Germany-based Fiagon AG medical technologies has obtained 510(k) approval from the US Food and Drug Administration (FDA) for its ear, nose and throat (ENT) Extended Instrument Set.
The approval has been received for the firm’s tip-navigated GuideWire, PointerShell instrument adaptor and FlexTube navigated suction and irrigation.

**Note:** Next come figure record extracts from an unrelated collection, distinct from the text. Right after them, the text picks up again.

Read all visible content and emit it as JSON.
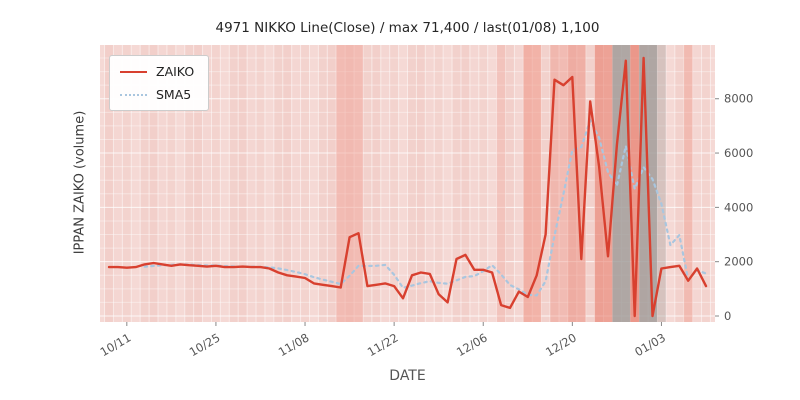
{
  "chart_data": {
    "type": "line",
    "title": "4971 NIKKO Line(Close) / max 71,400 / last(01/08) 1,100",
    "xlabel": "DATE",
    "ylabel": "IPPAN ZAIKO (volume)",
    "y_axis_side": "right",
    "y_ticks": [
      0,
      2000,
      4000,
      6000,
      8000
    ],
    "ylim_est": [
      -230,
      9980
    ],
    "grid": "fine white grid lines on pink panel, one vertical line per day",
    "legend_position": "upper-left",
    "x_ticks": [
      {
        "index": 2,
        "label": "10/11"
      },
      {
        "index": 12,
        "label": "10/25"
      },
      {
        "index": 22,
        "label": "11/08"
      },
      {
        "index": 32,
        "label": "11/22"
      },
      {
        "index": 42,
        "label": "12/06"
      },
      {
        "index": 52,
        "label": "12/20"
      },
      {
        "index": 62,
        "label": "01/03"
      }
    ],
    "series": [
      {
        "name": "ZAIKO",
        "style": "solid",
        "color": "#d8402f",
        "values": [
          1800,
          1800,
          1780,
          1800,
          1900,
          1950,
          1900,
          1850,
          1900,
          1870,
          1850,
          1820,
          1850,
          1800,
          1800,
          1820,
          1800,
          1800,
          1750,
          1600,
          1500,
          1450,
          1400,
          1200,
          1150,
          1100,
          1050,
          2900,
          3050,
          1100,
          1150,
          1200,
          1100,
          650,
          1500,
          1600,
          1550,
          800,
          500,
          2100,
          2250,
          1700,
          1700,
          1600,
          400,
          300,
          900,
          700,
          1500,
          3000,
          8700,
          8500,
          8800,
          2100,
          7900,
          5500,
          2200,
          6300,
          9400,
          0,
          9500,
          0,
          1750,
          1800,
          1850,
          1300,
          1750,
          1100
        ]
      },
      {
        "name": "SMA5",
        "style": "dotted",
        "color": "#a9c6df",
        "window": 5,
        "derived_from": "rolling mean (window 5) of ZAIKO"
      }
    ],
    "background_bands": [
      {
        "from": 26,
        "to": 28,
        "color": "#f0a093",
        "opacity": 0.5
      },
      {
        "from": 44,
        "to": 44,
        "color": "#f3b0a5",
        "opacity": 0.4
      },
      {
        "from": 47,
        "to": 48,
        "color": "#ee9484",
        "opacity": 0.55
      },
      {
        "from": 50,
        "to": 51,
        "color": "#ee9484",
        "opacity": 0.4
      },
      {
        "from": 52,
        "to": 53,
        "color": "#ea8575",
        "opacity": 0.5
      },
      {
        "from": 55,
        "to": 56,
        "color": "#e87f6e",
        "opacity": 0.6
      },
      {
        "from": 57,
        "to": 58,
        "color": "#9e9a97",
        "opacity": 0.8
      },
      {
        "from": 59,
        "to": 59,
        "color": "#e87f6e",
        "opacity": 0.7
      },
      {
        "from": 60,
        "to": 61,
        "color": "#9e9a97",
        "opacity": 0.8
      },
      {
        "from": 62,
        "to": 62,
        "color": "#b3aeab",
        "opacity": 0.45
      },
      {
        "from": 65,
        "to": 65,
        "color": "#f0a093",
        "opacity": 0.45
      }
    ],
    "colors": {
      "figure_bg": "#ffffff",
      "plot_bg": "#f5d9d5",
      "stripe": "#e5aaa2",
      "tick_text": "#555555"
    }
  }
}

The instrument set has been developed to provide surgeons with flexibility and easier navigation of open or endoscopic (transnasal) ENT procedures.
The GuideWire has a diameter of 0.8 mm, which allows surgeons position a balloon during sinus dilation procedures under CT guidance, while the PointerShell uses an automated calibration process to turn a cylindrical rigid instrument, such as a shaver blade, into a navigated tool within seconds.
The FlexTube can be easily bent to any angle, enabling suction and irrigation to all nasal sinuses without the need to exchange instruments.
Fiagon said that its instruments feature chip on the tip technology, including bendable instrumentation to reach challenging anatomy.
The ENT Extended Instrument Set has also been approved in Europe, China, the Middle East and South Korea, and is currently sold in around 40 countries across the globe.
Fiagon also noted that it has established US headquarters in Austin, Texas, to further its expansion into North America.
Fiagon chief sales officer Wolfgang Urbild said: "Our new headquarters and distributor partners will help us continue to grow as we seek additional regulatory approvals."